For more information:
Alanine, Daniel GW, et al. "Human antibodies that slow erythrocyte invasion potentiate malaria-neutralizing antibodies." Cell 178.1 (2019): 216-228.
Payne, Ruth O., et al. "Human vaccination against RH5 induces neutralizing antimalarial antibodies that inhibit RH5 invasion complex interactions." JCI insight 2.21 (2017).
Wright, Katherine E., et al. "Structure of malaria invasion protein RH5 with erythrocyte basigin and blocking antibodies." Nature 515.7527 (2014): 427-430.
Human antibodies targeting P. vivax
To replicate, P. vivax must invade immature red blood cells through a process requiring interaction of the P. vivax Duffy binding protein (PvDBP) with its human receptor, the Duffy antigen receptor for chemokines. Naturally-acquired antibodies that inhibit this interaction associate with clinical immunity, making PvDBP a leading candidate for inclusion in a vaccine to prevent malaria due to P. vivax. We isolated a panel of monoclonal antibodies from human volunteers immunized in the world’s first clinical vaccine trial of PvDBP and we screened their ability to prevent PvDBP from binding to the Duffy antigen receptor for chemokines, and their capacity to block red blood cell invasion. This identified a broadly neutralizing human monoclonal antibody that inhibited invasion of all tested strains of P. vivax. In collaboration with the Higgins group, we determined the structure of a complex of this antibody bound to PvDBP, indicating the molecular basis for inhibition. These findings will guide future vaccine design strategies and open up possibilities for testing the prophylactic use of such an antibody.
For more information:
Rawlinson, Thomas A., et al. "Structural basis for inhibition of Plasmodium vivax invasion by a broadly neutralizing vaccine-induced human antibody." Nature microbiology 4.9 (2019): 1497-1507.
Payne, Ruth O., et al. "Human vaccination against Plasmodium vivax Duffy-binding protein induces strain-transcending antibodies." JCI insight 2.12 (2017).

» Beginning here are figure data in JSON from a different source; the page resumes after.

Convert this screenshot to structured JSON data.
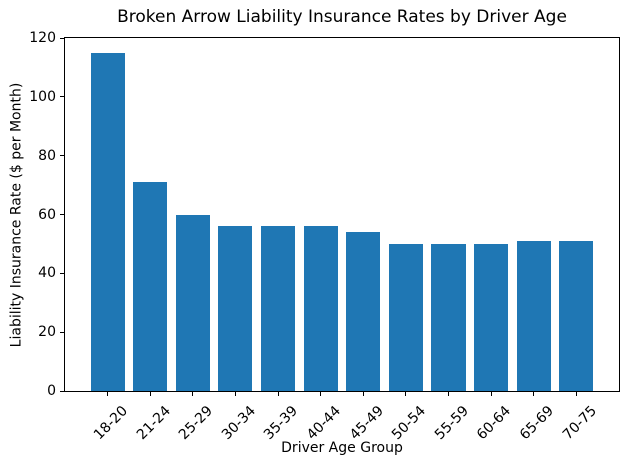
{
  "chart_data": {
    "type": "bar",
    "title": "Broken Arrow Liability Insurance Rates by Driver Age",
    "xlabel": "Driver Age Group",
    "ylabel": "Liability Insurance Rate ($ per Month)",
    "categories": [
      "18-20",
      "21-24",
      "25-29",
      "30-34",
      "35-39",
      "40-44",
      "45-49",
      "50-54",
      "55-59",
      "60-64",
      "65-69",
      "70-75"
    ],
    "values": [
      115,
      71,
      60,
      56,
      56,
      56,
      54,
      50,
      50,
      50,
      51,
      51
    ],
    "ylim": [
      0,
      120
    ],
    "yticks": [
      0,
      20,
      40,
      60,
      80,
      100,
      120
    ],
    "bar_color": "#1f77b4",
    "bar_width_fraction": 0.8,
    "grid": false,
    "legend": null
  }
}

Antibodies against Ebola virus
A collaboration with Prof Alain Townsend in Oxford led to the isolation of more than 80 mAbs from volunteers vaccinated with recombinant adenovirus expressing Ebola virus glycoprotein (EBOV GP) and boosted with a modified vaccinia virus Ankara. The antibody response was diverse both in gene usage and epitope recognition, and almost half of the isolated mAbs neutralised GP pseudotyped influenza virus. A cocktail of the most promising antibodies, showing high affinity and targeting non-overlapping epitopes, completely protected in a preclinical model of EBOV infection, highlighting the importance of vaccinated volunteers as a powerful source of potential therapeutic antibodies.
For more information:
Rijal, Pramila, et al. "Therapeutic monoclonal antibodies for Ebola virus infection derived from vaccinated humans." Cell reports 27.1 (2019): 172-186.